A small sandy beach (pic left) lies on the lake edge at the base of the waterfall which is about 120-metres (390ft) wide. This is a popular swimming and picnic area visited by tourists especially during the summer season. The blue water is so enticing and provides a great place to cool off before travelling on to Mostar 43 kilometres away.

Mostar is a city in the south of the country which dates back to the 1500s when it was an Ottoman frontier town. Today it is probably most well-known for the iconic Stari Most (Old Bridge – main pic pictured above) from which it gets its name, derived from “mostari” – the bridge keepers. The medieval arched bridge and fortress was designed by the renowned architect Sinan and stood for 427 years at the heart of the city.

Sadly, on 9 November 1993 it was destroyed, ripping the soul out of the city and its inhabitants.

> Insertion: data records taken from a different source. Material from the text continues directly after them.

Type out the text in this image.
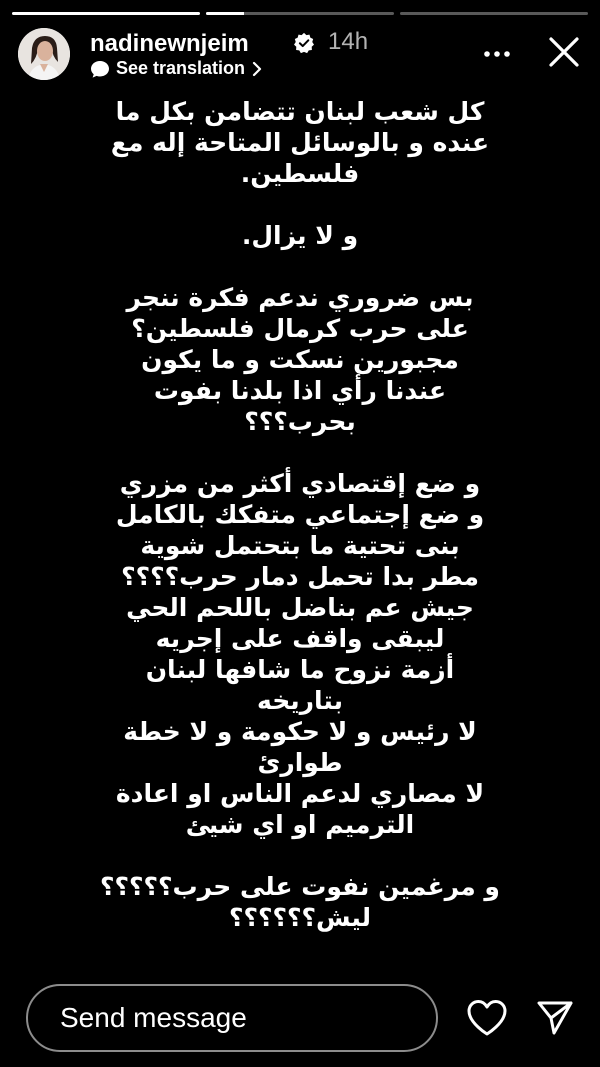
nadinewnjeim	14h
See translation

كل شعب لبنان تتضامن بكل ما
عنده و بالوسائل المتاحة إله مع
فلسطين.

و لا يزال.

بس ضروري ندعم فكرة ننجر
على حرب كرمال فلسطين؟
مجبورين نسكت و ما يكون
عندنا رأي اذا بلدنا بفوت
بحرب؟؟؟

و ضع إقتصادي أكثر من مزري
و ضع إجتماعي متفكك بالكامل
بنى تحتية ما بتحتمل شوية
مطر بدا تحمل دمار حرب؟؟؟؟
جيش عم بناضل باللحم الحي
ليبقى واقف على إجريه
أزمة نزوح ما شافها لبنان
بتاريخه
لا رئيس و لا حكومة و لا خطة
طوارئ
لا مصاري لدعم الناس او اعادة
الترميم او اي شيئ

و مرغمين نفوت على حرب؟؟؟؟؟
ليش؟؟؟؟؟؟

Send message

Today, the scars of battle are still visible; bullet holes pock mark pastel painted walls (below right) and wide gaping holes, the result of mortar shells, let sun-light into the city’s abandoned buildings

After the war, reconstruction took place with an inter-national committee established by UNESCO, and on 23 July 2004 the rebuilt picturesque stone bridge opened, replacing the temporary cable bridge (pic above showing the cable bridge dated 1997); it now stands as a symbol of reconciliation. For more than 400 years, a rite of passage for many of the town’s young men is to dive from the bridge into the water 27 metres below, travelling up to 50 miles per hour (pics above left and centre).

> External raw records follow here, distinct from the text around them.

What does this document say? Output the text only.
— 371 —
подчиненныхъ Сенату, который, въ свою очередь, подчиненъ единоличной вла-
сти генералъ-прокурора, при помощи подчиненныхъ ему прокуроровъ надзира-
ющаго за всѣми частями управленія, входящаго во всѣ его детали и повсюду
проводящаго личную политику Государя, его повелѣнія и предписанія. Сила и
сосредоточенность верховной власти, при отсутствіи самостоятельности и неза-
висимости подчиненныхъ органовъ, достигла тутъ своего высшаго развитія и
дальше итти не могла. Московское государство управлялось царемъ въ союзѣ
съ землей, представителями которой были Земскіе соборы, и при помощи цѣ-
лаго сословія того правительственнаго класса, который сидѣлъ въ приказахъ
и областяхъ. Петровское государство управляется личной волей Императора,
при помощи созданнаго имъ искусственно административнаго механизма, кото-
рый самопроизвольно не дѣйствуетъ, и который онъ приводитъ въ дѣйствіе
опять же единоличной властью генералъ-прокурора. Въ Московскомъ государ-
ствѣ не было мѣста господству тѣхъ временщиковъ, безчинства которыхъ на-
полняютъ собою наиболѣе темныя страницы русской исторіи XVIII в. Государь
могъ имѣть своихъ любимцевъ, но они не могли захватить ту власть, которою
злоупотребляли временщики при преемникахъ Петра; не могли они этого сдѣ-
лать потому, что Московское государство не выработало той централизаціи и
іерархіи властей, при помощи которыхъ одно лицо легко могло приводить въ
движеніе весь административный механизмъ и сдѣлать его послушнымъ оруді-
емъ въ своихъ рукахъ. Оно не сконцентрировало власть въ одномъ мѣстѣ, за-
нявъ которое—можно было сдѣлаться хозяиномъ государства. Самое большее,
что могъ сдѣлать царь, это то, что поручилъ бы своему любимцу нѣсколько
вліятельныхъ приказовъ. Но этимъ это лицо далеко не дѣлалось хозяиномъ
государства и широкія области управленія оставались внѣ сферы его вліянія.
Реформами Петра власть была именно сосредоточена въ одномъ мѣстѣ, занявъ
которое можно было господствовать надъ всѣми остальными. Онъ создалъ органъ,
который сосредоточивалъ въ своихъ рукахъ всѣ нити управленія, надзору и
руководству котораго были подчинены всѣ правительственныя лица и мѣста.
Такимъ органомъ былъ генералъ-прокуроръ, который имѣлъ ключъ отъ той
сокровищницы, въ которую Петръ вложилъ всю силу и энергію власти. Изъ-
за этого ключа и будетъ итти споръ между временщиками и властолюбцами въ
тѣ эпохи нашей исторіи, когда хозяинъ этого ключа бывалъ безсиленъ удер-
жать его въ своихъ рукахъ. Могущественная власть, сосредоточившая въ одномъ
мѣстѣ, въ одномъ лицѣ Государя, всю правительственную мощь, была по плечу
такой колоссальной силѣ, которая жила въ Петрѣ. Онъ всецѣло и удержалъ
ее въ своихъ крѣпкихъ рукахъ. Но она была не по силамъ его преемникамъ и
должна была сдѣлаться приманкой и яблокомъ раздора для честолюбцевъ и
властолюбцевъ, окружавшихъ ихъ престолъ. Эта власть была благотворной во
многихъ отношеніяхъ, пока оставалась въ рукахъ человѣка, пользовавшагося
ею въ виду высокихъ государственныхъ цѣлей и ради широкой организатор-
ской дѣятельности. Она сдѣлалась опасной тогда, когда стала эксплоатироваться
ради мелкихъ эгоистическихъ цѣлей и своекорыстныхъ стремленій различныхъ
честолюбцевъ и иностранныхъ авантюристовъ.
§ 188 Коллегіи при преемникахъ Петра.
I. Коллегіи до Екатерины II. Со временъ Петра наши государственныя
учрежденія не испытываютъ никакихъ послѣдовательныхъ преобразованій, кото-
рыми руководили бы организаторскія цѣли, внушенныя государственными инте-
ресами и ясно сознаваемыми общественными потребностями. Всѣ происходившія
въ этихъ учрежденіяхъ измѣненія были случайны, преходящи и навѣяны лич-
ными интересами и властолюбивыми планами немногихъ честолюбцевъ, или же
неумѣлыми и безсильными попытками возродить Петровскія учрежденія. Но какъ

Alleyways lined with souvenir shops lead away from the bridge (pics right), mixing east with west, as artisans, coppersmiths and traders in antiques tempt tourists to buy their goods in the bazaar. A museum tells the story of the bridge’s history and further on another contains a war photo exhibition where you can learn more about the conflict.

Mostar can easily be visited in a day as it is very compact, like a fairy-tale town, nestled into a valley surrounded by towering mountains and green countryside. Small cafes and delightful restaurants offer a cool place to sit in the shade, sip a Turkish coffee, and soak up the atmosphere. There are many ancient bridges, one of which is the Kriva Cuprija or crooked bridge (main pic below), it was the prototype of Stari Most. The bridges span uneven cobbled streets, and stone balustrades, where traders display their multi coloured hand-woven rugs and textiles.

In Tepa Market, wooden tables visibly bow under the weight of precariously stacked glass bottles and jars filled with local organic honey and liqueurs, displaying the most vivid shades of red and orange.

Just around the corner from the market, stands the Koski Mehmed Pasha Mosque (pic left), built in 1618 and destroyed in the Croat-Bosnaik conflict. This is a place to stand and reflect on the events that took place outside these walls just a few decades ago.

Before leaving, I climbed a narrow winding staircase to a minaret, the view alone was worth the effort. Stretched out before me was a town of stone and painted buildings, tiled rooftops, and cobbled streets, while the emerald waters of the Neretva river, flowed beneath the dramatic peaks of the Velez Mountain in what is now a peaceful land.